Health Care Lobbyist
DNP holders can pursue careers outside of hospitals and clinics. One such path is the health care lobbyist. Rather than being employed by a hospital or health care facility, these nurses can find jobs at government agencies or insurance companies.
The aim of becoming a healthcare lobbyist is to impact and influence healthcare policy through regulations and legislation. This field is more ideally suited for DNP nurses who seek a career that is underlined by politics and the study of law.
Advanced Practice: Direct Patient Care
Many nurses with DNPs work in direct patient and medical care and can pursue a career in advanced clinical practice. DNPs act as practicing nurses to directly influence the outcomes of a patient’s health in the respective field of nursing.

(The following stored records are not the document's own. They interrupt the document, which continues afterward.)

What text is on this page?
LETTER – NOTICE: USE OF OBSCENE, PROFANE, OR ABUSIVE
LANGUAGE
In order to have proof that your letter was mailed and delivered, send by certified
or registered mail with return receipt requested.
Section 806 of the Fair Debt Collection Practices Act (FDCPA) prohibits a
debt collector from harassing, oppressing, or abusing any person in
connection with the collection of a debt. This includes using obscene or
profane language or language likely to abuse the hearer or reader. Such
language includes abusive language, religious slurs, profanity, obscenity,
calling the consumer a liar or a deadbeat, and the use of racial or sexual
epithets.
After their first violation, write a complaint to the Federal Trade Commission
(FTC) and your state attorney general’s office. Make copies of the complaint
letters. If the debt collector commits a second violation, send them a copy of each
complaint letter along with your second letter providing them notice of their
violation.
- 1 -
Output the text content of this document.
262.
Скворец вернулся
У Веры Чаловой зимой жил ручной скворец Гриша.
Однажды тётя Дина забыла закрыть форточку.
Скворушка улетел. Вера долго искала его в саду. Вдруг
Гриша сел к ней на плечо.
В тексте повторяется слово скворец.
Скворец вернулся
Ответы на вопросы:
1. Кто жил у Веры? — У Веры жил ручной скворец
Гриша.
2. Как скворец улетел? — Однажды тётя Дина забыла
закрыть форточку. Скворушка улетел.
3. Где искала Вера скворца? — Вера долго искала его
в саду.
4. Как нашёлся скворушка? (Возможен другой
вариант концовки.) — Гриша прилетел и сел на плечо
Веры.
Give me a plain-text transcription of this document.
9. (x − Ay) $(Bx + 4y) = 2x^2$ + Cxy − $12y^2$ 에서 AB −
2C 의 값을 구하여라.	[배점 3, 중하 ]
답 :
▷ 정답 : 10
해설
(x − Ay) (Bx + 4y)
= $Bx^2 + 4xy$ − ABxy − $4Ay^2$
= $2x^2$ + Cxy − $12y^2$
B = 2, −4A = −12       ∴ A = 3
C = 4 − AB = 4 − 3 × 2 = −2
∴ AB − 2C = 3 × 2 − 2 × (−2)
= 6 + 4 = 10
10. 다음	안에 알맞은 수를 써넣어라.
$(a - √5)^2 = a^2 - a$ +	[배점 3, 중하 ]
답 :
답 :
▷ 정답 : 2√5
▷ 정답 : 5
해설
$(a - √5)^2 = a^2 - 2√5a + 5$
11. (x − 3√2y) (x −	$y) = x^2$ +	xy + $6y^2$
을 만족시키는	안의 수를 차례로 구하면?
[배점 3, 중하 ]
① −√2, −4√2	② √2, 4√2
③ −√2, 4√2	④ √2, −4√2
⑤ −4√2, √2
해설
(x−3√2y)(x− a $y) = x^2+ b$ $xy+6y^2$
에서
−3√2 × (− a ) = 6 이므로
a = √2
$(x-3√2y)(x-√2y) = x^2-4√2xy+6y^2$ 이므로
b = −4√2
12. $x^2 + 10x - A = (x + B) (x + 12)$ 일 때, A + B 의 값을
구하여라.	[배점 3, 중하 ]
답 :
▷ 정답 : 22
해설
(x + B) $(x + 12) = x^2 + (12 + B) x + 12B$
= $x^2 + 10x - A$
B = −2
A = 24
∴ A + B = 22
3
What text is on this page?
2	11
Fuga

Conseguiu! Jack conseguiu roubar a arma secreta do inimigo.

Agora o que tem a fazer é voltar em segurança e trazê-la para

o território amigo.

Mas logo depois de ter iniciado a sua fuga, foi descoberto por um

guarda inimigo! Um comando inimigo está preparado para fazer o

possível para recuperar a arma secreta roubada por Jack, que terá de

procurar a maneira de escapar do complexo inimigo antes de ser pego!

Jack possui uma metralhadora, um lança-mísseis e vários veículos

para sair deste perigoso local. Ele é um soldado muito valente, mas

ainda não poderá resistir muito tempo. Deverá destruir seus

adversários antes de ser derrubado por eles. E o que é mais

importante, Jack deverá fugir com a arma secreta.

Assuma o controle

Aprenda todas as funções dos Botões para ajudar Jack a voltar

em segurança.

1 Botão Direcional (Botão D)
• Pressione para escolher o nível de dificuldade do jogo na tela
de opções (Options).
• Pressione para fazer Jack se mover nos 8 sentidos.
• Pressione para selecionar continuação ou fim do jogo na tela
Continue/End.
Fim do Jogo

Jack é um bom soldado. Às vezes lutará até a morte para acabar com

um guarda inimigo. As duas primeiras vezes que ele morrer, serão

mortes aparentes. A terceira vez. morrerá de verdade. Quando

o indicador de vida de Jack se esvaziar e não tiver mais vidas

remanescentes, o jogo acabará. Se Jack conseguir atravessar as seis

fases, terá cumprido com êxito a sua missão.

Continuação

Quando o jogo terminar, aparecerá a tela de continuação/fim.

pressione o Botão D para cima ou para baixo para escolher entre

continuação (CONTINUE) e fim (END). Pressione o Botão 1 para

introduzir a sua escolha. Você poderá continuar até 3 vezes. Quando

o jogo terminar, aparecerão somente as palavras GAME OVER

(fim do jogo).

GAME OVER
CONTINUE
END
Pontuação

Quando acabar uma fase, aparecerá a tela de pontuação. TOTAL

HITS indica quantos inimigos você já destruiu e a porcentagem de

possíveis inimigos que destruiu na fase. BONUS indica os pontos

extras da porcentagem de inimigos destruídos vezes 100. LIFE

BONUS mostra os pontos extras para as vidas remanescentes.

These jobs can be found in large hospitals or private homes. Below are some examples of direct clinical practice careers.
- Nurse Midwife
- Family Nurse Practitioner
- Psychiatric Mental Health Nurse Practitioner
Midwives provide health care services related to reproduction. A nurse-midwife is a career path for nurses with DNPs who want to help women through pregnancy. A midwife’s primary objective is to assist with births, but nurse-midwives actually provide counsel and care throughout the entire process.
Even from conception to the post-pregnancy period, midwives can offer health care and counseling services. Other responsibilities include gynecological services, prescribing medication, and educating the patient.
Family Nurse Practitioner
Family nurse practitioners collaborate with other healthcare professionals to supply a family with the care and services they need. This is an extensive field for advanced practice nurses with their DNP who offer a broad range of services for families. Services such as counseling and disease prevention are a few examples.
Psychiatric Mental Health Nurse Practitioner
According to data from the AANP, approximately five percent of nurse practitioners in the US work in psychiatric mental health. This field often entails medical and psychiatric diagnoses, prescribing psychotropic drugs, and also providing psychotherapy. Typically, most nurses in this field focus on children or senior patients.